Atsumori thought aloud with a deep “Hmm.”

Nikki really wished that if she could hear him, she could also see him. “What?”

“The
tanuki
, it killed the
gaijin?

“Yes, Harada killed . . .” She was now confusing her character name with the real man. Which was which? Not a good sign. “. . .him. In my story, the
gaijin
worked for an American insurance company.” Was it true for the real man, too? She hated the idea of assuming what she wrote as fiction to be the whole truth. The fiction, though, explained why a businessman would suddenly become a criminal overnight. The real man kept rope in his bedroom dresser. “He had some kinks that would be illegal in the United States. He liked the image clubs in Dontonbori.”

An image club had a variety of fantasy settings, and their prostitutes would dress up in costumes. As long as full penetration didn’t take place, it was perfectly legal. He liked his women as young as possible, in a school uniform, either in a subway car or a classroom. “He kept pushing the limits of the law until he found a
yakuza
-run image club that let him go beyond them.”

The club, had brought him into the orbit of Harada and various other characters in her book. They gave him a twelve-year-old Chinese girl and enough rope to hang himself with.

“They took videos of him with a child. It would have gotten him arrested here in Japan, but in United States, he would have been labeled as a monster for the rest of his life.”

“So it was these
yakuza
that sent him to my shrine?” Atsumori asked.

She nodded. “They told him to get a camera and pretend to be a tourist. To walk around and take pictures. He could go where no Japanese could. Where no Japanese would. He didn’t believe in
kami
; he wasn’t afraid of their wrath. They talked as if he would be safe from the
kami
.”

“Humans like him are rare. If Misa had not taken my
shintai
off the shrine grounds, I would have only been able to protect her indirectly. I couldn’t stop him. Not before he killed her. Nor afterwards. He was like scrabbling against polished stone.”
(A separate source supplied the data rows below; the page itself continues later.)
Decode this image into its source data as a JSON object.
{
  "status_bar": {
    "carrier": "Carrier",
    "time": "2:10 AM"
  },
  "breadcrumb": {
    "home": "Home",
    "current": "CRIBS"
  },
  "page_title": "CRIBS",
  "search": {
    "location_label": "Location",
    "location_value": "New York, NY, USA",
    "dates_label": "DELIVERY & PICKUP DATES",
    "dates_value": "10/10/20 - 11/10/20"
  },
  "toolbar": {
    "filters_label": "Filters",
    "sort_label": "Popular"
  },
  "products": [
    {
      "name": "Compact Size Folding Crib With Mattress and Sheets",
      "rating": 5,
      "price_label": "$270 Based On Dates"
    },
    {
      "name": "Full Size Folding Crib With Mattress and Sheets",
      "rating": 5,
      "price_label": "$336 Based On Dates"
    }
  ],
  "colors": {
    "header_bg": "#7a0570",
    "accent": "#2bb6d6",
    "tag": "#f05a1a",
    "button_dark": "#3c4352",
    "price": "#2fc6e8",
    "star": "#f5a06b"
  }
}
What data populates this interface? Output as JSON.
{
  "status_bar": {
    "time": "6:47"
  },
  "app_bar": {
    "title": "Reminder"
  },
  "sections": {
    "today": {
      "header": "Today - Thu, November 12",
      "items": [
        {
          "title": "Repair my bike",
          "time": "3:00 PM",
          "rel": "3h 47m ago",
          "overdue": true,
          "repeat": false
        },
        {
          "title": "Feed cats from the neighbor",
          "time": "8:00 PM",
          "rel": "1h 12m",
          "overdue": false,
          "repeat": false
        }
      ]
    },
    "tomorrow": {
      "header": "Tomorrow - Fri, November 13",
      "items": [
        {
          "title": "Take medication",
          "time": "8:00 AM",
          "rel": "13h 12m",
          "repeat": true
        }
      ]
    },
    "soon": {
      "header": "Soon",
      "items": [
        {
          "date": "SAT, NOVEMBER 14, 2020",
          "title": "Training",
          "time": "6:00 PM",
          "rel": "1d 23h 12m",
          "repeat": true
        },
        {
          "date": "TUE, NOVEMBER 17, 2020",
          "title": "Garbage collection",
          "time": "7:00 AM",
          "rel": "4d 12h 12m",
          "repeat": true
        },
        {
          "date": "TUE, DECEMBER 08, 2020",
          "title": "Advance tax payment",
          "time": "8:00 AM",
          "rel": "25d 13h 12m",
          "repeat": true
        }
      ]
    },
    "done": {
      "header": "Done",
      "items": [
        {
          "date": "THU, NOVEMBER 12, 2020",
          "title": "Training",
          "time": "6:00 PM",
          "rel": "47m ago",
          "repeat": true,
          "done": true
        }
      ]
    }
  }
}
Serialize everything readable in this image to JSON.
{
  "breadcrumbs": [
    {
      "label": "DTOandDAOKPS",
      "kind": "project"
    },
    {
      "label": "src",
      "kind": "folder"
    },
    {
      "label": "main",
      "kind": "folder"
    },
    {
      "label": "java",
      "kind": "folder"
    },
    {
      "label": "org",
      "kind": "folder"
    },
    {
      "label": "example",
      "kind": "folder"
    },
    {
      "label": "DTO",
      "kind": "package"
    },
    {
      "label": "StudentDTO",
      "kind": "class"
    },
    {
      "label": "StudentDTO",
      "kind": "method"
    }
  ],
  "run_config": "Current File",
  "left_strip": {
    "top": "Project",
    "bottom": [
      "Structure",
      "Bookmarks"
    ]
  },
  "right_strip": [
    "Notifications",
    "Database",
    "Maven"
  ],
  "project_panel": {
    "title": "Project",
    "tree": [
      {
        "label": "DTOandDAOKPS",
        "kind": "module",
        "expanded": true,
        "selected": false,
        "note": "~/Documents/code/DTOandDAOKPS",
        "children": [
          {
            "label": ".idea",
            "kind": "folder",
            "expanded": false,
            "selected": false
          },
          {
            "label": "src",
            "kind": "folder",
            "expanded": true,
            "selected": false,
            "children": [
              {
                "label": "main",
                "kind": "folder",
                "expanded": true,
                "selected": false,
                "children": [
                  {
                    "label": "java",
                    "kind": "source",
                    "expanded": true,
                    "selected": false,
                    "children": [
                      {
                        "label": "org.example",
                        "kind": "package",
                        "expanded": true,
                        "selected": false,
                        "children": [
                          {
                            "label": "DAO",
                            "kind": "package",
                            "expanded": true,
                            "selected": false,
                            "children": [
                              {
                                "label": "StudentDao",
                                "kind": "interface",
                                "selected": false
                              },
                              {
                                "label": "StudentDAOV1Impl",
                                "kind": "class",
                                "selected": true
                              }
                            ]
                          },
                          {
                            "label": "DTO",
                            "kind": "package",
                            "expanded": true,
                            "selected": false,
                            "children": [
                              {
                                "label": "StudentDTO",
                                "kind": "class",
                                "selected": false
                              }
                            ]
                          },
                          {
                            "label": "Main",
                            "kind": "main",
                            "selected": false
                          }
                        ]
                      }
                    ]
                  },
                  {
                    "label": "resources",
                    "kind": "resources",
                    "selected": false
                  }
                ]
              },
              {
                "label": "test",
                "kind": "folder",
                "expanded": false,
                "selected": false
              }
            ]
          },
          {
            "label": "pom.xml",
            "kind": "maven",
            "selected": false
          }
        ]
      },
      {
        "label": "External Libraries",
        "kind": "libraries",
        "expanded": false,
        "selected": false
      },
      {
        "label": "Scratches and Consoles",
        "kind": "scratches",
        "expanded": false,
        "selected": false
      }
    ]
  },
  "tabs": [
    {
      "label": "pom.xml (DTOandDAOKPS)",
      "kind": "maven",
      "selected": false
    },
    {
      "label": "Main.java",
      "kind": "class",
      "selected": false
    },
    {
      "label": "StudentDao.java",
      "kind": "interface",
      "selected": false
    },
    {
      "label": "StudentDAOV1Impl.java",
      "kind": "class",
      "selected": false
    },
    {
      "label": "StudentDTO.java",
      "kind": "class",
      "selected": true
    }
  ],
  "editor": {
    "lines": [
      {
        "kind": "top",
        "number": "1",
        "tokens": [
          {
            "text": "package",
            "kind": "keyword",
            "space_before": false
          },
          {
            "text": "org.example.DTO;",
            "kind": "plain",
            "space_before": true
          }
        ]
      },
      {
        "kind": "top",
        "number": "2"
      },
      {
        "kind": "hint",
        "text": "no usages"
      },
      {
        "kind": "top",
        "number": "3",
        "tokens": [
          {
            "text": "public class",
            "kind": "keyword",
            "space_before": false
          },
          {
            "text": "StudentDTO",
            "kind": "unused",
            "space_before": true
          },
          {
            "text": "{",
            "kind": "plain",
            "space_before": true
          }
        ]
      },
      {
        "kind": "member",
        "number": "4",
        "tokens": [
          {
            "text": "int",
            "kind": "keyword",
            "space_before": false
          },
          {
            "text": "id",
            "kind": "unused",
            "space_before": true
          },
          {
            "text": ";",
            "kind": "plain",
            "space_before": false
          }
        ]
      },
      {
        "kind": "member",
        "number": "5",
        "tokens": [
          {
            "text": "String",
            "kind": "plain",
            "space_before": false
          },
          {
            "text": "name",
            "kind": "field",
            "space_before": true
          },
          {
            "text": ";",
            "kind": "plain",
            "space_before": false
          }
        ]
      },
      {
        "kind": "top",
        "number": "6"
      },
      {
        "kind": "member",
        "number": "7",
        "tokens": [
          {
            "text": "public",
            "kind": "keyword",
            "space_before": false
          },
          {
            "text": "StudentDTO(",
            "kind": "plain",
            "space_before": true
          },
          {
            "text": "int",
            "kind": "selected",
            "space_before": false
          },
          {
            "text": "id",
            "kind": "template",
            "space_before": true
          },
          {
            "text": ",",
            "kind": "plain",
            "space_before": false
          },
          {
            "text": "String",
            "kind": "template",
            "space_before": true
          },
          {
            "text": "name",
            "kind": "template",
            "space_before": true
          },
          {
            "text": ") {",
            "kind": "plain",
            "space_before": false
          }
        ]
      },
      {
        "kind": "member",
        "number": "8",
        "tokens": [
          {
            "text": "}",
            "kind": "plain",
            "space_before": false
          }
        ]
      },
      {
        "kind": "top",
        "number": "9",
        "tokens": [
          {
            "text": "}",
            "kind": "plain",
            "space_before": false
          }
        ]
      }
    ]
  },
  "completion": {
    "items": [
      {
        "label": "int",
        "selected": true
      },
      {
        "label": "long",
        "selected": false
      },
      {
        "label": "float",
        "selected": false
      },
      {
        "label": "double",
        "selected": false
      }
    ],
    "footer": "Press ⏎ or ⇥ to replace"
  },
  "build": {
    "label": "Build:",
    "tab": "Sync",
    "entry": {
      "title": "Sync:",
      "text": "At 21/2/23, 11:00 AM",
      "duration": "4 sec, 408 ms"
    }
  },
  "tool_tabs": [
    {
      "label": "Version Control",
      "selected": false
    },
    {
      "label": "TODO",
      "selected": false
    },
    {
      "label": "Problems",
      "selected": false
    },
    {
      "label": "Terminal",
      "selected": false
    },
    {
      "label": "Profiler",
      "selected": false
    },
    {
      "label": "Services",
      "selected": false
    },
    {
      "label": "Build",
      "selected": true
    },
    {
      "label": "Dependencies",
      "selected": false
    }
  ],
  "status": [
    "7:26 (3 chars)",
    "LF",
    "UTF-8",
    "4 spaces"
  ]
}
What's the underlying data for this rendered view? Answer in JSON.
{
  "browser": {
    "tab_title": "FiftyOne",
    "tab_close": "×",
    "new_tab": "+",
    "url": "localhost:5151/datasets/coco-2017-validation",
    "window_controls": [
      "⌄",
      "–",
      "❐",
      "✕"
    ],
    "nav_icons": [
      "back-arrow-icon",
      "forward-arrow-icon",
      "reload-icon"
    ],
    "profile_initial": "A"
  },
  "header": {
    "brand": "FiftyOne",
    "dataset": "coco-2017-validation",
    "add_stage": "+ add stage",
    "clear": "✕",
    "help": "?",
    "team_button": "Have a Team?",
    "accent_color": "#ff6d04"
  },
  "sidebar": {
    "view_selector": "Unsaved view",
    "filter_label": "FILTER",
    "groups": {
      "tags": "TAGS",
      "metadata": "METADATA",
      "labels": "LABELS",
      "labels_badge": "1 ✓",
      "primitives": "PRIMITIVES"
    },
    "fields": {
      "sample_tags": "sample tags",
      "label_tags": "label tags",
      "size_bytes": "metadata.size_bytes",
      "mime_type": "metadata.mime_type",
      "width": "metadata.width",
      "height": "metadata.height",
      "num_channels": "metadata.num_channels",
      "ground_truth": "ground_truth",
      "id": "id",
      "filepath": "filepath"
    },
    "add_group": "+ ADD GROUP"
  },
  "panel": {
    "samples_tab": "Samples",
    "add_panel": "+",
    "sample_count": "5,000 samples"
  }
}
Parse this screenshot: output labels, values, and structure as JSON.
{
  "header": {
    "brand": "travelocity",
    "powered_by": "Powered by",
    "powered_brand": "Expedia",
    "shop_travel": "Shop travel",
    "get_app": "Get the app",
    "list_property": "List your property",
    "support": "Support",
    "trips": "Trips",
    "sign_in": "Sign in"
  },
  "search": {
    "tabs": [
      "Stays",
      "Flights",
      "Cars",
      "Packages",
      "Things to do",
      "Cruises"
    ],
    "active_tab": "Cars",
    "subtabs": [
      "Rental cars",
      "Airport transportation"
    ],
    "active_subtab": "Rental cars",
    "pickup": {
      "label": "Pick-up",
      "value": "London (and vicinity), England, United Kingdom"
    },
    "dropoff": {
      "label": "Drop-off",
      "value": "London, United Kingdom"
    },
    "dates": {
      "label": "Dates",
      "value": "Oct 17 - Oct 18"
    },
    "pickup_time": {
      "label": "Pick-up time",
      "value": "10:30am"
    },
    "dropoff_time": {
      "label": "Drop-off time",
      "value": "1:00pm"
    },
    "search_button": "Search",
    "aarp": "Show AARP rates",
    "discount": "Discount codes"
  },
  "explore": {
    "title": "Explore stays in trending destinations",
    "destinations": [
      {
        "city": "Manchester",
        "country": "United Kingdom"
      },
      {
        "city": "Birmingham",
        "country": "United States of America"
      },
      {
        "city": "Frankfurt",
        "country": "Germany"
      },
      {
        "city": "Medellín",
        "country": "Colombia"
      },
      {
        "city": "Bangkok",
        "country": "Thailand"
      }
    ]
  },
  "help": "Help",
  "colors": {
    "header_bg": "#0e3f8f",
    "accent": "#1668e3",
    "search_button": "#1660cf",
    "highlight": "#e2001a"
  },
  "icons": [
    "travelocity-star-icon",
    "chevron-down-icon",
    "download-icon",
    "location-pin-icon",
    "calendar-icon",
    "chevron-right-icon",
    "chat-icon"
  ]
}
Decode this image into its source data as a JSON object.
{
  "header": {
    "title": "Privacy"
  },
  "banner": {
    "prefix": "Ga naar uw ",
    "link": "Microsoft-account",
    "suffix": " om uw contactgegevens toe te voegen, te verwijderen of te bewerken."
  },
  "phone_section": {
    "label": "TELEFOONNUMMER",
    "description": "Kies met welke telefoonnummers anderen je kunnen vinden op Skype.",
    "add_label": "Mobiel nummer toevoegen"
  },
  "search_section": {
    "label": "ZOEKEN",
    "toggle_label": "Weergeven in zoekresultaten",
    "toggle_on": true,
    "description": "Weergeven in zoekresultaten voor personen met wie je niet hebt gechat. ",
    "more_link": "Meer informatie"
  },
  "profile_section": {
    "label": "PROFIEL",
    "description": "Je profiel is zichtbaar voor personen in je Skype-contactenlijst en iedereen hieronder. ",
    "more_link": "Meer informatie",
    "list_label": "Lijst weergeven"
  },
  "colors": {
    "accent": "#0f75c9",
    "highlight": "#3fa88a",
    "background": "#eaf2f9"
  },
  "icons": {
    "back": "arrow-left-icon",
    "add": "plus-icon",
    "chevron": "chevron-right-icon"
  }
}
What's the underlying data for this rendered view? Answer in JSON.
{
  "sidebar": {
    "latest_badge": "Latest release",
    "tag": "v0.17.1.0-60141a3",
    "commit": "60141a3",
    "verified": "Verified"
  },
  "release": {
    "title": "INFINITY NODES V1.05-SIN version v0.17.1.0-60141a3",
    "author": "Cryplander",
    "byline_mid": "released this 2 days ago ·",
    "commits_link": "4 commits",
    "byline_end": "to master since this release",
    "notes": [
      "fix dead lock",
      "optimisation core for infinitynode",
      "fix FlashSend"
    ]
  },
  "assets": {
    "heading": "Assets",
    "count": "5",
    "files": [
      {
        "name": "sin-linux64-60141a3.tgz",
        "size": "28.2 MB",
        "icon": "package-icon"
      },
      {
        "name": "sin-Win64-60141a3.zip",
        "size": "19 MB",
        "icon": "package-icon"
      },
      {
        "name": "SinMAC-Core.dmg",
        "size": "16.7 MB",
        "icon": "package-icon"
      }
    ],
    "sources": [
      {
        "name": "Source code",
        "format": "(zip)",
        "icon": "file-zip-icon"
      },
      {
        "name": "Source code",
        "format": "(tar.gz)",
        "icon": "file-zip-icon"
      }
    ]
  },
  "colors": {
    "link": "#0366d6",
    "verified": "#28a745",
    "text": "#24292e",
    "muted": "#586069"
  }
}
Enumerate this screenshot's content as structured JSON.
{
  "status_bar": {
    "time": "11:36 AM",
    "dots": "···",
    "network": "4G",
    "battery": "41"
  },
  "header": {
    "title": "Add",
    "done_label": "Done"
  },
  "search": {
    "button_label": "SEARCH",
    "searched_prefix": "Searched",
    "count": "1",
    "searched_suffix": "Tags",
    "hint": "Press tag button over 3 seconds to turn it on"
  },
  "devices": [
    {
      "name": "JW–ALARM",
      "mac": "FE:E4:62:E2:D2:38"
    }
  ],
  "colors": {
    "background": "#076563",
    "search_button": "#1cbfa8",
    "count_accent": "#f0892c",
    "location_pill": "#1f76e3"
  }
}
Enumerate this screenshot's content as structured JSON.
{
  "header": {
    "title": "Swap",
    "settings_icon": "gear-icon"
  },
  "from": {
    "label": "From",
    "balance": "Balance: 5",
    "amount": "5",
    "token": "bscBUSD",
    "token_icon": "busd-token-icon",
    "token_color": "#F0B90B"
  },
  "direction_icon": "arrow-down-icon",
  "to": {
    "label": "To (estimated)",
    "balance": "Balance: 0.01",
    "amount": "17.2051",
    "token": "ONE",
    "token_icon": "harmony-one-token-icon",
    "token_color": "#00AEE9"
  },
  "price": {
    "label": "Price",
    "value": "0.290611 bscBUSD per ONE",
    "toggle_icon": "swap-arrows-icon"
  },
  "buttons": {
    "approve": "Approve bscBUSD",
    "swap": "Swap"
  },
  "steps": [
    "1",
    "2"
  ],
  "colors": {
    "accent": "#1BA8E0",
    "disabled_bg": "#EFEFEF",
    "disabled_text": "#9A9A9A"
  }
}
“Harada had heard of the fire at the shrine and guessed that Gregory had set it. He went to Gregory’s place disguised and, once inside the apartment, demanded the sword.” The scene had confused her, as Gregory had started out treating Harada as an old friend that he was trying to brush off and then realized that he was talking to the
tanuki
. Until Harada broke the blender’s glass pitcher against Gregory’s head, the scene had been all dialogue and no description. Then everything had been Gregory—his pain, his screams, his blood. There hadn’t been anything about his killer. She hadn’t even been sure that Harada was a “he.” It was as if she knew describing him would be useless, that she knew that he could utterly change his appearance.

Self-referential delusions
, she reminded herself. She clicked her ballpoint.

The great entrance of the Inari Shrine was within a stone’s throw of the tiny train station. As Nikki walked under the towering gate, Atsumori appeared beside her. It was weirdly comforting to be able to see him. In the timeless entrance plaza, he looked proper for the setting despite the sober kimono and topknot.